Dreyer: La Passion De Jeanne D'Arc (The Passion Of Joan Of Arc) (1928)

This is one of the most extraordinary films that I have ever seen. Dreyer restricts his visual focus to Joan's face and body, as well as those of her interrogators and witnesses, which he sets against a series of empty, amorphous spaces. As the film progresses, assymetrical compositions foreground these voids (whitewashed prison walls, monochromatic, snowy sky), allowing Dreyer to completely identify his aesthetic with the silent medium, suggesting the presence of something so profound that it has already defied sound, and is on the verge of defying visuality.
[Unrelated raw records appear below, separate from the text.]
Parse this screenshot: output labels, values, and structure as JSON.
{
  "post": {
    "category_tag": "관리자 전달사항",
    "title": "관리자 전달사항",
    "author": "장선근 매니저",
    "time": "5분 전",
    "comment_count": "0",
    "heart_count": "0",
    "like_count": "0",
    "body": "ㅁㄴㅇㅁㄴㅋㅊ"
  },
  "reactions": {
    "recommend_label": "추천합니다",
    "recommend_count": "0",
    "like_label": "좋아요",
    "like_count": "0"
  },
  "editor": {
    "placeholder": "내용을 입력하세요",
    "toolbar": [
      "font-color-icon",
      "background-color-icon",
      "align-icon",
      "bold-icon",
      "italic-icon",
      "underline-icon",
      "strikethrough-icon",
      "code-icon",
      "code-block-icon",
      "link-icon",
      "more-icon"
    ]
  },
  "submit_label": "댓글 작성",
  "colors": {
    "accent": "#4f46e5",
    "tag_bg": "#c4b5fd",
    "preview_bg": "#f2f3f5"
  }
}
Hence the pervasive use of diagonal sight-lines, which direct the gaze towards something just outside the edges of the frame. The result is a cinematic approximation of the visionary experiences for which Joan was executed, producing an overwhelming affirmation of them as visions, rather than mere hallucinations. At the same time, Dreyer's restricted focus ensures that Joan's body - or, rather, the body of Maria Falconetti, the non-professional actress who plays Joan - retains an irreducible residue of reality, a resistance to signification that brings her torture and execution into traumatic phenomenological relief. This is particularly evident in the final scene, in which the flames that engulf her body gather the various whitenesses of the film (including, most importantly, that of the sky, with which she has increasingly associated the looming presence of God) and raises them to a pitch beyond which they can no longer be seen, necessitating the ten seconds of darkness that follow. In this way, Dreyer affirms Joan's martyrdom and, more generally, provides a kind of cinematic theodicy, using all the devices at his disposal to evoke a God whose terrifying incomprehensibility is epitomised by his distribution of bodily pain and confusion, and whose symbol - the crucifix - is invariably pictured without a body, a mere arrow shot into the surrounding impenetrability.